We now have a complete list! Let’s have a look at how it’s turned out:

titles
['Santa Clause, The (1994)',
 'Reindeer Games (2000)',
 'Family Stone, The (2005)',
 'Love Actually (2003)',
 'Merry Christmas Mr Lawrence (1983)',
 'Joyeux',
 'Christmas in Connecticut (1945)',
 'Polar Express, The (2004)',
 'Christmas Story, A (1983)',
 'Holiday, The (2006)',
 'Planes, Trains and Automobiles (1987)',
 'Lethal Weapon (1987)',
 'Ghostbusters II (1989)',
 'Prancer (1989)',
 'Holiday Inn (1942)',
 'White Christmas (1954)',
 "Mickey's Christmas Carol (1983)",
 "National Lampoon's Christmas Vacation (1989)",
 'Babes In Toyland (1934)',
 "'R-Xmas (2001)",
 'Meet Me In St Louis (1944)',
 'About a Boy, A (2002)',
 'Christmas Evil (1980)',
 'Die Hard (1988)',
 'Die Hard 2 (1990)',
 'Christmas Carol, A (1938)',
 'While You Were Sleeping (1995)',
 'Arthur Christmas, A (2011)',
 'Trading Places (1983)',
 'Brazil (1985)',
 "Bridget Jones' Diary (2001)",
 'Nightmare Before Christmas, The (1993)',
 'Muppet Christmas Carol, The (1992)',
 'How The Grinch Stole Christmas (2000)',
 'Long Kiss Goodnight, The (1996)',
 'In Bruges (2008)',
 'Miracle on 34th Street (1947)',
 'Chronicles Of Narnia: The Lion, The Witch and the Wardrobe, The (2005)',
 '8 Women (2001)',
 'Scrooged (1988)',
 'Batman Returns (1992)',
 'Charlie Brown Christmas, A (1965)',
 'Kiss Kiss Bang Bang (2005)',
 'Snowman, The (1982)',
 'Edward Scissorhands (1990)',
 'Home Alone (1990)',
 'Gremlins (1984)',
 'Bad Santa (2003)',
 'Elf (2003)',
 "It's a Wonderful Life (1946)"]

The last thing left to do is to export the whole thing to a text file.
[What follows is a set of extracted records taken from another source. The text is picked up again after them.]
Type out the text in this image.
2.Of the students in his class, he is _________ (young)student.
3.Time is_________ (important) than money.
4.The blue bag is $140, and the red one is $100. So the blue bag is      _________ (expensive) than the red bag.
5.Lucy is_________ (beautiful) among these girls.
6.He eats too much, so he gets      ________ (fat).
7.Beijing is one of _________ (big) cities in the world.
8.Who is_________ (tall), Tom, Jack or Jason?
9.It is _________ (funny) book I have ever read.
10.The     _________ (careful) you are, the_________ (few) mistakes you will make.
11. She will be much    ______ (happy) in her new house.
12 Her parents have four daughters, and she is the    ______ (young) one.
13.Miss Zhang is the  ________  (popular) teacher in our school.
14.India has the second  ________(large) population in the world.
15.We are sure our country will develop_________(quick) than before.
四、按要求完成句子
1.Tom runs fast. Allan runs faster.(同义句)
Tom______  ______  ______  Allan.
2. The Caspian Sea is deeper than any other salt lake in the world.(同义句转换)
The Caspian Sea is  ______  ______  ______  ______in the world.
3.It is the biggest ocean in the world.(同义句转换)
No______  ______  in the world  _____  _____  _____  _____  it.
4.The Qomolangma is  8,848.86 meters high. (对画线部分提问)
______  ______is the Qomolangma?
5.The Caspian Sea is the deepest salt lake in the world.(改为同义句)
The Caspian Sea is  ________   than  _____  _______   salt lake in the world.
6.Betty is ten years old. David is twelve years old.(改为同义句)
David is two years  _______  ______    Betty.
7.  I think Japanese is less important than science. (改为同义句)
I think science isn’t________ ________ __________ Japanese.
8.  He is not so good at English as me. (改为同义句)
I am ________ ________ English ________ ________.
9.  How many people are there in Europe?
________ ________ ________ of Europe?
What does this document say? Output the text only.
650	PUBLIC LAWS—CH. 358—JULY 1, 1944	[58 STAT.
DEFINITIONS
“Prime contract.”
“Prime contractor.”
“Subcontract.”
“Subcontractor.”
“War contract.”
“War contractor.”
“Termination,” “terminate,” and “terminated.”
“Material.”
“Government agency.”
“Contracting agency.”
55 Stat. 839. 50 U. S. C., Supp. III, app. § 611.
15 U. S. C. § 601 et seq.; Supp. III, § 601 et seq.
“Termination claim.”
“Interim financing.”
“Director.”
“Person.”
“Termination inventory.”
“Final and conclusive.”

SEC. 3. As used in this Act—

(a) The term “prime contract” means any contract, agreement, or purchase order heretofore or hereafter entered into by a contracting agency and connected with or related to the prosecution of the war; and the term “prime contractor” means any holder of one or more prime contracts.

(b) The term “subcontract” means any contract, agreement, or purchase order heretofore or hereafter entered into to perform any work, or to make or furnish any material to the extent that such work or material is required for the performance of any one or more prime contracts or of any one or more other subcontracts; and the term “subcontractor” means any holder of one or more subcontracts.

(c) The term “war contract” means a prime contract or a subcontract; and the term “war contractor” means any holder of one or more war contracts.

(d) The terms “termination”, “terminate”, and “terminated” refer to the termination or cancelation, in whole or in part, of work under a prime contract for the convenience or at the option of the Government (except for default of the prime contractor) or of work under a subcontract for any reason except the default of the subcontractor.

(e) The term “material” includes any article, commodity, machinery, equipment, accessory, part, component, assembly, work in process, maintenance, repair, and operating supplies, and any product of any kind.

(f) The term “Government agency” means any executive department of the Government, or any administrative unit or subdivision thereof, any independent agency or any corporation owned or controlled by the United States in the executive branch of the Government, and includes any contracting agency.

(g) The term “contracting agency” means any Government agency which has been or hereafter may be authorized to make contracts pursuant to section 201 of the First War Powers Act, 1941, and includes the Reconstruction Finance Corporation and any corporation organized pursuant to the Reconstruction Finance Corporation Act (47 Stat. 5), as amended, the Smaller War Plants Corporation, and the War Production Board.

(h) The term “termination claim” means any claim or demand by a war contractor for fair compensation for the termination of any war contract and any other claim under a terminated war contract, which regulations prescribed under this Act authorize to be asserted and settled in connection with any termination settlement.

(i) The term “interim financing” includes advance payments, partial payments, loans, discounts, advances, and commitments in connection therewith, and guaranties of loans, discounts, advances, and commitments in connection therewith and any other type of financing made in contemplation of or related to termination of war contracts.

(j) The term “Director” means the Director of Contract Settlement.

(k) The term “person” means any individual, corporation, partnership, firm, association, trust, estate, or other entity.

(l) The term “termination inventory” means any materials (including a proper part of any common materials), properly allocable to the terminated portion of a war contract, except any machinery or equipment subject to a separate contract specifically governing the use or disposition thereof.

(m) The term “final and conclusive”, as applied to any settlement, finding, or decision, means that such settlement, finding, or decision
In the case of my analysis, I then imported this into an SQL database with the MovieLens 10M dataset, and I will describe how I used it in my next blog post.

# Export to text file                              
f = open("christmas_movies.txt", "w")
f.write("\n".join(map(lambda x: str(x), titles)))
f.close()

I hope this was a useful introduction which demystifies the basics of web scraping. You can see how using your browser’s developer tools to find the specific tags and the lxml package to select the information you need makes it relatively straightforward to get the information you need. It is then a matter of using some pretty simple string manipulation to clean up the data, and voila! You have successfully scraped the data you need from a web page!